Sanges studied the room and tapped nervously with his fingers on the console board.

“Careful of that! I’m turning on the console now and I don’t want you hitting any of the switches.” She pressed something like a vertically mounted paper clip and two blue lights flickered on the board before them. In a moment the black screen above the board changed subtly to a shade of light green.

“Where does the power come from?” Sanges said. “We don’t know. The generators must be in one of the other modules but the engineers don’t want to go too deeply into there until we understand more. The power is AC, about 370 hertz—though that varies, for some reason. We took this panel off and tried to trace the circuitry but it’s extremely complicated. In another passageway the engineers found a huge vault of micro-sized electronic parts, apparently part of a memory bank. Most of the vault is thin films of magnetic materials on a substrate. The whole vault is at very low temperature, far colder than the surrounding ship.”

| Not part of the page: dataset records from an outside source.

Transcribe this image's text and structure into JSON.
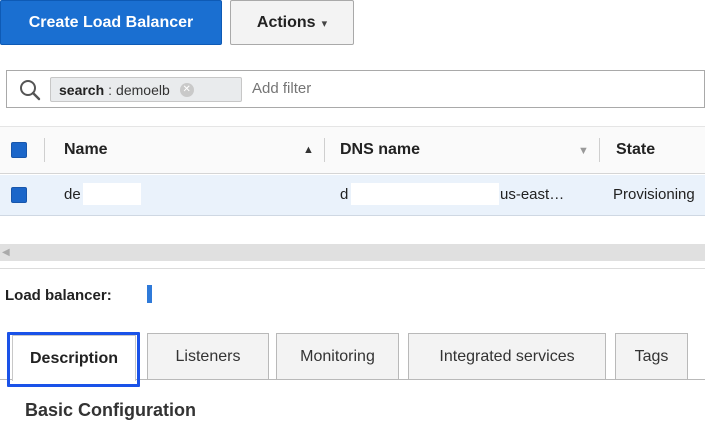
{
  "toolbar": {
    "create_label": "Create Load Balancer",
    "actions_label": "Actions"
  },
  "filter": {
    "token_key": "search",
    "token_sep": ":",
    "token_value": "demoelb",
    "add_filter": "Add filter"
  },
  "table": {
    "columns": {
      "name": "Name",
      "dns": "DNS name",
      "state": "State"
    },
    "rows": [
      {
        "name": "de",
        "dns_prefix": "d",
        "dns_suffix": "us-east…",
        "state": "Provisioning"
      }
    ]
  },
  "detail": {
    "lb_label": "Load balancer:",
    "tabs": [
      "Description",
      "Listeners",
      "Monitoring",
      "Integrated services",
      "Tags"
    ],
    "section_title": "Basic Configuration"
  },
  "colors": {
    "primary": "#1a6fd1",
    "checkbox": "#1b66c9",
    "focus": "#1a52e8",
    "row_selected": "#eaf2fb"
  }
}
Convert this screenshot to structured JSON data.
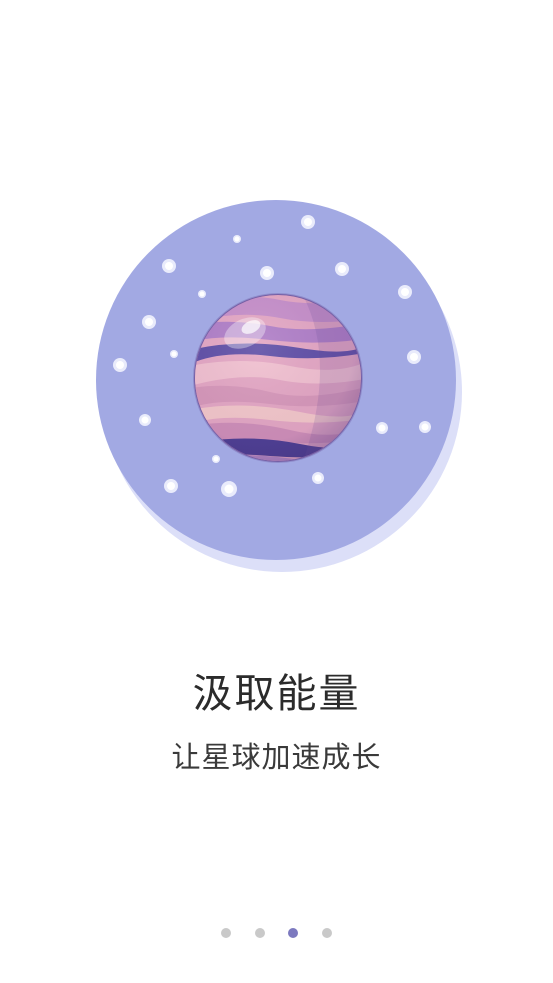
{
  "onboarding": {
    "title": "汲取能量",
    "subtitle": "让星球加速成长",
    "illustration_icon": "planet-illustration-icon",
    "page_indicator": {
      "total": 4,
      "current": 3
    }
  },
  "colors": {
    "circle_bg": "#A2A9E3",
    "circle_shadow": "#DCDFF8",
    "dot_active": "#7C79BF",
    "dot_inactive": "#C9C9C9",
    "text_primary": "#2B2B2B"
  }
}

“Superconducting memory elements?”

“We think so. That’s not quite my line, so I haven’t had much to do with it. There are small-scale oscillations in magnetic fields among the circuitry, so probably the fields switch the superconducting elements on and off. Makes a great switching circuit, as long as it operates in vacuum. The trouble is, we don’t know where the cooling comes from. There is no circulating fluid; the walls are just cold.

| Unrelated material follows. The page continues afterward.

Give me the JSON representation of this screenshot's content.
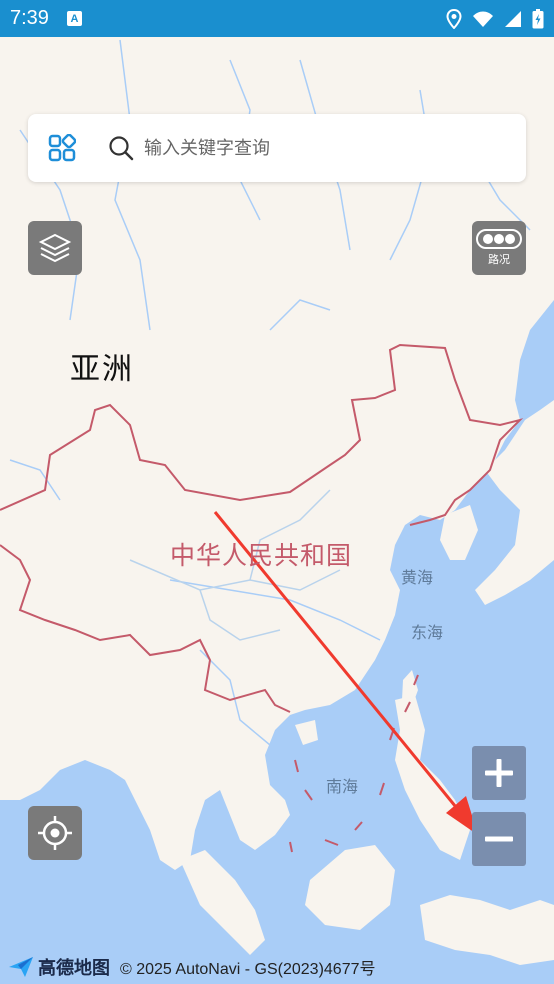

Sanges nodded and studied the array of hundreds of switches before him. “So this computer is alive, or at least its memory is. After all this time. With most of the ship knocked out. Remarkable.”

“That’s why we are taking so much care with it. It’s a direct link into whatever the aliens thought worth storing.” She tried a few of the switches experimentally. “It appears the power is on. More often than not this board is dead. The ship’s power is unstable. Okay, I am going to call Nigel Walmsley and start work. Watch what I do, but don’t touch the board. Most of the procedure for starting is written up; I’ll give you a copy at the end of this shift.”

She took a throat microphone and yoke and fitted it over her head. “Nikka here.”

“Walmsley, madam,” a voice came from the speaker mounted on the wall. “If world security were at stake, would you spend the night with a man whose name you didn’t even know?”

Nikka smiled. “But I know yours.”

“True, true. Still, I could have it changed.”

“Victor Sanges is here with me,” Nikka murmured officially, before Nigel could say anything more. “He’s the inside man for Team One.”

“Charmed, I’m sure. See you in the mess later, Mr. Sanges. Nikka, I’m picking up the screen quite well but I’m getting bored with that same green haze all the time.”

Sanges turned and looked at the television camera mounted over their heads. “Why don’t you simply pick the signal up from the circuits that feed the screen?” he asked Nikka.

“We don’t want to fool with the circuitry. Watch this, it’s the same opening sequence I always use just to see if the memory array is unchanged.”